Marian só sentiu as primeiras alterações em seus sentidos uma hora depois de ingerir as cápsulas de mescalina. A partir daquele momento, nada mais seria real, ela sabia disto, mas as cores, a música, as formas à sua volta eram cada vez mais intensas e fascinantes.
        O florido papel de parede do seu mundo tornou-se um imenso jardim pela vez primeira que o tocou, logo fez questão de ter em seus braços o número maior de flores que conseguisse envolver, lá estava ela, deitada sobre o seu imenso jardim. A música já era percebida ao leve toque de suas mãos ao ar, a melancolia da canção a fez chorar regando então todas aquelas flores, Marian cantou a sua música preferida...
             “Remember how it used to be
              when the stars would fill the sky
              remember how we used to dream
              those nights would never end
              those nights would never end

              It was the sweetness of your skin
              It was the hope of all we might have been
              that filled me with the hope to wish impossible things
              to wish impossible things”

        Marian pairava, leve, permanecia encoberta por um espiral de flores perfumado por lírios, rosas e jasmins; distorções de cores vivas perfuravam a sua retina; Lua como que envolta em uma áurea rutilante ofuscava-lhe os olhos.
        Quando tinha vinte e poucos anos ela sonhava em estar um dia correndo por um daqueles campos holandeses de cultivo de flores, livre. Naquele instante, por expansão do tempo e espaço, Marian deitada em seu leito vivia as sensações daquele sonho de forma tão real que se podia ver a satisfação expressa em seu rosto.
        Muitos acreditam que ao virmos a este mundo o nosso destino já está traçado, anteriormente determinado por algo que ainda não soubemos explicar. Os gregos mantinham a crença de que as filhas da Noite, as Parcas, entidades representadas por três irmãs, Cloto, Laquesis e Átropos governavam a sorte das criaturas humanas, teciam o fio da vida sem que ninguém pudesse interrompê-las nessa tarefa.
        As três velhas fiandeiras apareceram-lhe em redor da sua cama, vestidas com as suas túnicas cobertas por flores do seu jardim, vieram cumprir as suas funções. A Cloto, a menos velha  das três, cabia tecer o fio do destino, Laquesis se encarregou de colocar o fio no fuso, Átropos, a mais velha, cumpriu a tarefa de cortá-lo.
Talvez 50mg a menos de mescalina teria impedido que uma das Parcas ceifasse-lhe a vida, mas naquele instante nada mais importava, Marian com um quase sorriso na face dava vistas que havia encontrado o que sempre procurou, mergulhar em perspectivas infinitas.

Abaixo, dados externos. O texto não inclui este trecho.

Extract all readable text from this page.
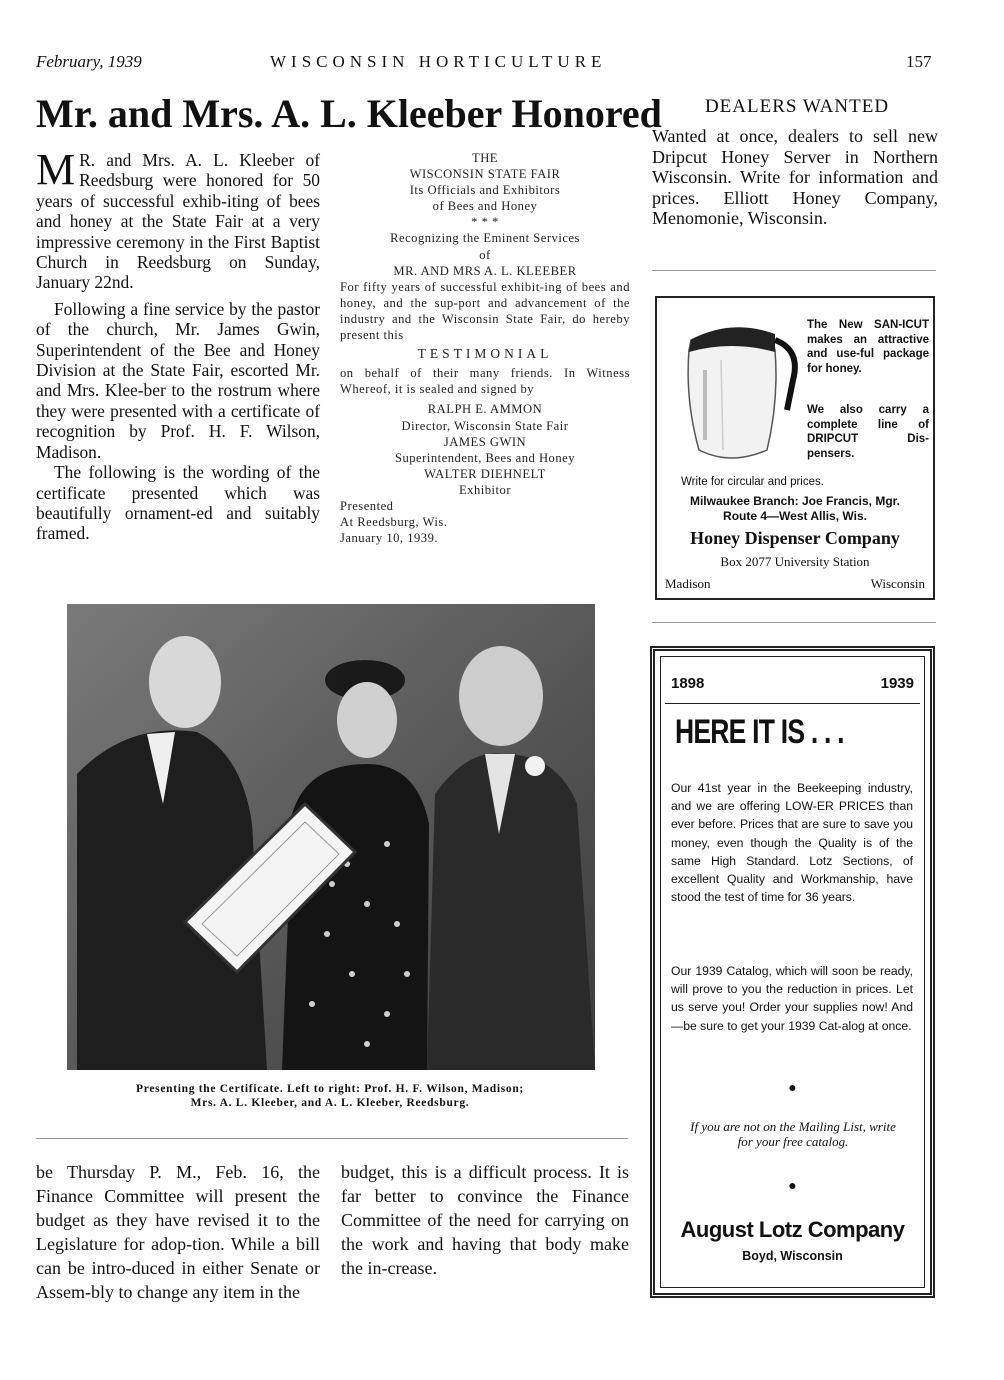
February, 1939	WISCONSIN HORTICULTURE	157
Mr. and Mrs. A. L. Kleeber Honored

M R. and Mrs. A. L. Kleeber of Reedsburg were honored for 50 years of successful exhib-iting of bees and honey at the State Fair at a very impressive ceremony in the First Baptist Church in Reedsburg on Sunday, January 22nd.

Following a fine service by the pastor of the church, Mr. James Gwin, Superintendent of the Bee and Honey Division at the State Fair, escorted Mr. and Mrs. Klee-ber to the rostrum where they were presented with a certificate of recognition by Prof. H. F. Wilson, Madison.

The following is the wording of the certificate presented which was beautifully ornament-ed and suitably framed.

THE
WISCONSIN STATE FAIR
Its Officials and Exhibitors
of Bees and Honey
* * *
Recognizing the Eminent Services
of
MR. AND MRS A. L. KLEEBER
For fifty years of successful exhibit-ing of bees and honey, and the sup-port and advancement of the industry and the Wisconsin State Fair, do hereby present this
TESTIMONIAL
on behalf of their many friends. In Witness Whereof, it is sealed and signed by
RALPH E. AMMON
Director, Wisconsin State Fair
JAMES GWIN
Superintendent, Bees and Honey
WALTER DIEHNELT
Exhibitor
Presented
At Reedsburg, Wis.
January 10, 1939.
Presenting the Certificate. Left to right: Prof. H. F. Wilson, Madison;
Mrs. A. L. Kleeber, and A. L. Kleeber, Reedsburg.
be Thursday P. M., Feb. 16, the Finance Committee will present the budget as they have revised it to the Legislature for adop-tion. While a bill can be intro-duced in either Senate or Assem-bly to change any item in the
budget, this is a difficult process. It is far better to convince the Finance Committee of the need for carrying on the work and having that body make the in-crease.
DEALERS WANTED
Wanted at once, dealers to sell new Dripcut Honey Server in Northern Wisconsin. Write for information and prices. Elliott Honey Company, Menomonie, Wisconsin.
The New SAN-ICUT makes an attractive and use-ful package for honey.
We also carry a complete line of DRIPCUT Dis-pensers.
Write for circular and prices.
Milwaukee Branch: Joe Francis, Mgr.
Route 4—West Allis, Wis.
Honey Dispenser Company
Box 2077 University Station
Madison	Wisconsin
1898	1939
HERE IT IS . . .
Our 41st year in the Beekeeping industry, and we are offering LOW-ER PRICES than ever before. Prices that are sure to save you money, even though the Quality is of the same High Standard. Lotz Sections, of excellent Quality and Workmanship, have stood the test of time for 36 years.
Our 1939 Catalog, which will soon be ready, will prove to you the reduction in prices. Let us serve you! Order your supplies now! And—be sure to get your 1939 Cat-alog at once.
●
If you are not on the Mailing List, write for your free catalog.
●
August Lotz Company
Boyd, Wisconsin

        Logo o conturbado mundo viria a procurar respostas, e certamente não as obterá, não a verdadeira, pois esta permanece no íntimo daquela que se foi.
        Era Noite velha, quando na escuridão do quarto, Marian repousava com um ar sereno de satisfação, Lua descansava a pata em seu rosto tal qual um gesto de adeus, ali vida e morte se despediam cada uma à sua maneira.